Priscilla’s way of getting her fingers caught in the mixer. Her devotion to whatever the task might be. Her love of dance throughout the years. Ever faithful.


Grandchildren:
Beth-Anne how small you were when little. Your listening ability and I still wonder what you are thinking about.
Shane the little trick you aggravated me about.
Patrick your ability to be too kind, even to me.
Jessica your love of talking talking talking you should be a lawyer
Matthew your quiet way and hiding things
Lisa your way of getting around all of us.


On the “My Grandchildren” page, contains the best words I could find to show how Nana was and what she wanted for us.

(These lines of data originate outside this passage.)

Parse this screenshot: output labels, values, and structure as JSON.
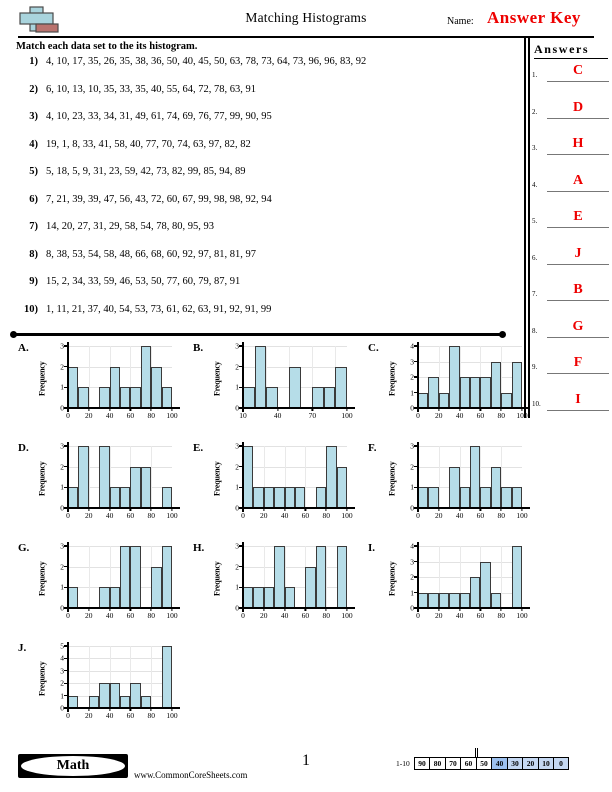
{
  "header": {
    "title": "Matching Histograms",
    "name_label": "Name:",
    "answer_key": "Answer Key",
    "logo": "plus-block-logo"
  },
  "instructions": "Match each data set to the its histogram.",
  "problems": [
    {
      "num": "1)",
      "data": "4, 10, 17, 35, 26, 35, 38, 36, 50, 40, 45, 50, 63, 78, 73, 64, 73, 96, 96, 83, 92"
    },
    {
      "num": "2)",
      "data": "6, 10, 13, 10, 35, 33, 35, 40, 55, 64, 72, 78, 63, 91"
    },
    {
      "num": "3)",
      "data": "4, 10, 23, 33, 34, 31, 49, 61, 74, 69, 76, 77, 99, 90, 95"
    },
    {
      "num": "4)",
      "data": "19, 1, 8, 33, 41, 58, 40, 77, 70, 74, 63, 97, 82, 82"
    },
    {
      "num": "5)",
      "data": "5, 18, 5, 9, 31, 23, 59, 42, 73, 82, 99, 85, 94, 89"
    },
    {
      "num": "6)",
      "data": "7, 21, 39, 39, 47, 56, 43, 72, 60, 67, 99, 98, 98, 92, 94"
    },
    {
      "num": "7)",
      "data": "14, 20, 27, 31, 29, 58, 54, 78, 80, 95, 93"
    },
    {
      "num": "8)",
      "data": "8, 38, 53, 54, 58, 48, 66, 68, 60, 92, 97, 81, 81, 97"
    },
    {
      "num": "9)",
      "data": "15, 2, 34, 33, 59, 46, 53, 50, 77, 60, 79, 87, 91"
    },
    {
      "num": "10)",
      "data": "1, 11, 21, 37, 40, 54, 53, 73, 61, 62, 63, 91, 92, 91, 99"
    }
  ],
  "answers_panel": {
    "title": "Answers",
    "items": [
      {
        "num": "1.",
        "value": "C"
      },
      {
        "num": "2.",
        "value": "D"
      },
      {
        "num": "3.",
        "value": "H"
      },
      {
        "num": "4.",
        "value": "A"
      },
      {
        "num": "5.",
        "value": "E"
      },
      {
        "num": "6.",
        "value": "J"
      },
      {
        "num": "7.",
        "value": "B"
      },
      {
        "num": "8.",
        "value": "G"
      },
      {
        "num": "9.",
        "value": "F"
      },
      {
        "num": "10.",
        "value": "I"
      }
    ]
  },
  "chart_data": [
    {
      "id": "A",
      "letter": "A.",
      "type": "bar",
      "ylabel": "Frequency",
      "categories": [
        "0-10",
        "10-20",
        "20-30",
        "30-40",
        "40-50",
        "50-60",
        "60-70",
        "70-80",
        "80-90",
        "90-100"
      ],
      "values": [
        2,
        1,
        0,
        1,
        2,
        1,
        1,
        3,
        2,
        1
      ],
      "ylim": [
        0,
        3
      ],
      "yticks": [
        0,
        1,
        2,
        3
      ],
      "xticks": [
        "0",
        "20",
        "40",
        "60",
        "80",
        "100"
      ],
      "xlim": [
        0,
        100
      ],
      "bin_width": 10,
      "grid": true
    },
    {
      "id": "B",
      "letter": "B.",
      "type": "bar",
      "ylabel": "Frequency",
      "categories": [
        "10-20",
        "20-30",
        "30-40",
        "40-50",
        "50-60",
        "60-70",
        "70-80",
        "80-90",
        "90-100"
      ],
      "values": [
        1,
        3,
        1,
        0,
        2,
        0,
        1,
        1,
        2
      ],
      "ylim": [
        0,
        3
      ],
      "yticks": [
        0,
        1,
        2,
        3
      ],
      "xticks": [
        "10",
        "40",
        "70",
        "100"
      ],
      "xlim": [
        10,
        100
      ],
      "bin_width": 10,
      "grid": true
    },
    {
      "id": "C",
      "letter": "C.",
      "type": "bar",
      "ylabel": "Frequency",
      "categories": [
        "0-10",
        "10-20",
        "20-30",
        "30-40",
        "40-50",
        "50-60",
        "60-70",
        "70-80",
        "80-90",
        "90-100"
      ],
      "values": [
        1,
        2,
        1,
        4,
        2,
        2,
        2,
        3,
        1,
        3
      ],
      "ylim": [
        0,
        4
      ],
      "yticks": [
        0,
        1,
        2,
        3,
        4
      ],
      "xticks": [
        "0",
        "20",
        "40",
        "60",
        "80",
        "100"
      ],
      "xlim": [
        0,
        100
      ],
      "bin_width": 10,
      "grid": true
    },
    {
      "id": "D",
      "letter": "D.",
      "type": "bar",
      "ylabel": "Frequency",
      "categories": [
        "0-10",
        "10-20",
        "20-30",
        "30-40",
        "40-50",
        "50-60",
        "60-70",
        "70-80",
        "80-90",
        "90-100"
      ],
      "values": [
        1,
        3,
        0,
        3,
        1,
        1,
        2,
        2,
        0,
        1
      ],
      "ylim": [
        0,
        3
      ],
      "yticks": [
        0,
        1,
        2,
        3
      ],
      "xticks": [
        "0",
        "20",
        "40",
        "60",
        "80",
        "100"
      ],
      "xlim": [
        0,
        100
      ],
      "bin_width": 10,
      "grid": true
    },
    {
      "id": "E",
      "letter": "E.",
      "type": "bar",
      "ylabel": "Frequency",
      "categories": [
        "0-10",
        "10-20",
        "20-30",
        "30-40",
        "40-50",
        "50-60",
        "60-70",
        "70-80",
        "80-90",
        "90-100"
      ],
      "values": [
        3,
        1,
        1,
        1,
        1,
        1,
        0,
        1,
        3,
        2
      ],
      "ylim": [
        0,
        3
      ],
      "yticks": [
        0,
        1,
        2,
        3
      ],
      "xticks": [
        "0",
        "20",
        "40",
        "60",
        "80",
        "100"
      ],
      "xlim": [
        0,
        100
      ],
      "bin_width": 10,
      "grid": true
    },
    {
      "id": "F",
      "letter": "F.",
      "type": "bar",
      "ylabel": "Frequency",
      "categories": [
        "0-10",
        "10-20",
        "20-30",
        "30-40",
        "40-50",
        "50-60",
        "60-70",
        "70-80",
        "80-90",
        "90-100"
      ],
      "values": [
        1,
        1,
        0,
        2,
        1,
        3,
        1,
        2,
        1,
        1
      ],
      "ylim": [
        0,
        3
      ],
      "yticks": [
        0,
        1,
        2,
        3
      ],
      "xticks": [
        "0",
        "20",
        "40",
        "60",
        "80",
        "100"
      ],
      "xlim": [
        0,
        100
      ],
      "bin_width": 10,
      "grid": true
    },
    {
      "id": "G",
      "letter": "G.",
      "type": "bar",
      "ylabel": "Frequency",
      "categories": [
        "0-10",
        "10-20",
        "20-30",
        "30-40",
        "40-50",
        "50-60",
        "60-70",
        "70-80",
        "80-90",
        "90-100"
      ],
      "values": [
        1,
        0,
        0,
        1,
        1,
        3,
        3,
        0,
        2,
        3
      ],
      "ylim": [
        0,
        3
      ],
      "yticks": [
        0,
        1,
        2,
        3
      ],
      "xticks": [
        "0",
        "20",
        "40",
        "60",
        "80",
        "100"
      ],
      "xlim": [
        0,
        100
      ],
      "bin_width": 10,
      "grid": true
    },
    {
      "id": "H",
      "letter": "H.",
      "type": "bar",
      "ylabel": "Frequency",
      "categories": [
        "0-10",
        "10-20",
        "20-30",
        "30-40",
        "40-50",
        "50-60",
        "60-70",
        "70-80",
        "80-90",
        "90-100"
      ],
      "values": [
        1,
        1,
        1,
        3,
        1,
        0,
        2,
        3,
        0,
        3
      ],
      "ylim": [
        0,
        3
      ],
      "yticks": [
        0,
        1,
        2,
        3
      ],
      "xticks": [
        "0",
        "20",
        "40",
        "60",
        "80",
        "100"
      ],
      "xlim": [
        0,
        100
      ],
      "bin_width": 10,
      "grid": true
    },
    {
      "id": "I",
      "letter": "I.",
      "type": "bar",
      "ylabel": "Frequency",
      "categories": [
        "0-10",
        "10-20",
        "20-30",
        "30-40",
        "40-50",
        "50-60",
        "60-70",
        "70-80",
        "80-90",
        "90-100"
      ],
      "values": [
        1,
        1,
        1,
        1,
        1,
        2,
        3,
        1,
        0,
        4
      ],
      "ylim": [
        0,
        4
      ],
      "yticks": [
        0,
        1,
        2,
        3,
        4
      ],
      "xticks": [
        "0",
        "20",
        "40",
        "60",
        "80",
        "100"
      ],
      "xlim": [
        0,
        100
      ],
      "bin_width": 10,
      "grid": true
    },
    {
      "id": "J",
      "letter": "J.",
      "type": "bar",
      "ylabel": "Frequency",
      "categories": [
        "0-10",
        "10-20",
        "20-30",
        "30-40",
        "40-50",
        "50-60",
        "60-70",
        "70-80",
        "80-90",
        "90-100"
      ],
      "values": [
        1,
        0,
        1,
        2,
        2,
        1,
        2,
        1,
        0,
        5
      ],
      "ylim": [
        0,
        5
      ],
      "yticks": [
        0,
        1,
        2,
        3,
        4,
        5
      ],
      "xticks": [
        "0",
        "20",
        "40",
        "60",
        "80",
        "100"
      ],
      "xlim": [
        0,
        100
      ],
      "bin_width": 10,
      "grid": true
    }
  ],
  "footer": {
    "brand": "Math",
    "url": "www.CommonCoreSheets.com",
    "page_number": "1",
    "scale_label": "1-10",
    "scale_cells": [
      {
        "value": "90",
        "state": "plain"
      },
      {
        "value": "80",
        "state": "plain"
      },
      {
        "value": "70",
        "state": "plain"
      },
      {
        "value": "60",
        "state": "plain"
      },
      {
        "value": "50",
        "state": "plain"
      },
      {
        "value": "40",
        "state": "dark"
      },
      {
        "value": "30",
        "state": "light"
      },
      {
        "value": "20",
        "state": "light"
      },
      {
        "value": "10",
        "state": "light"
      },
      {
        "value": "0",
        "state": "light"
      }
    ]
  },
  "colors": {
    "bar_fill": "#b6dde8",
    "bar_stroke": "#3a3a3a",
    "answer_red": "#ee0000",
    "logo_blue": "#a9d4dd",
    "logo_red": "#b9736e"
  }
}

My wishes for you as you grow up:
That you all go out and be what you want to be – but with love in doing so, never forgetting to help and share with each other.
Nana Anna, thank you for teaching us how to love and share. I hope we can all live up to your example.

2 Comments:

At 24 September 2005 at 02:02, Blogger Career Guy said...

You little shit! You made your mother cry--I hope you're happy now.

 
At 24 September 2005 at 09:28, Blogger -Ann said...

She was going to cry today anyway. I'm sure it wasn't the first time. (And I KNOW it wasn't the first time I made her cry.)

Besides, Mom is not exactly an Internet surfer. She wouldn't have even seen this unless someone (um YOU?) showed it to her.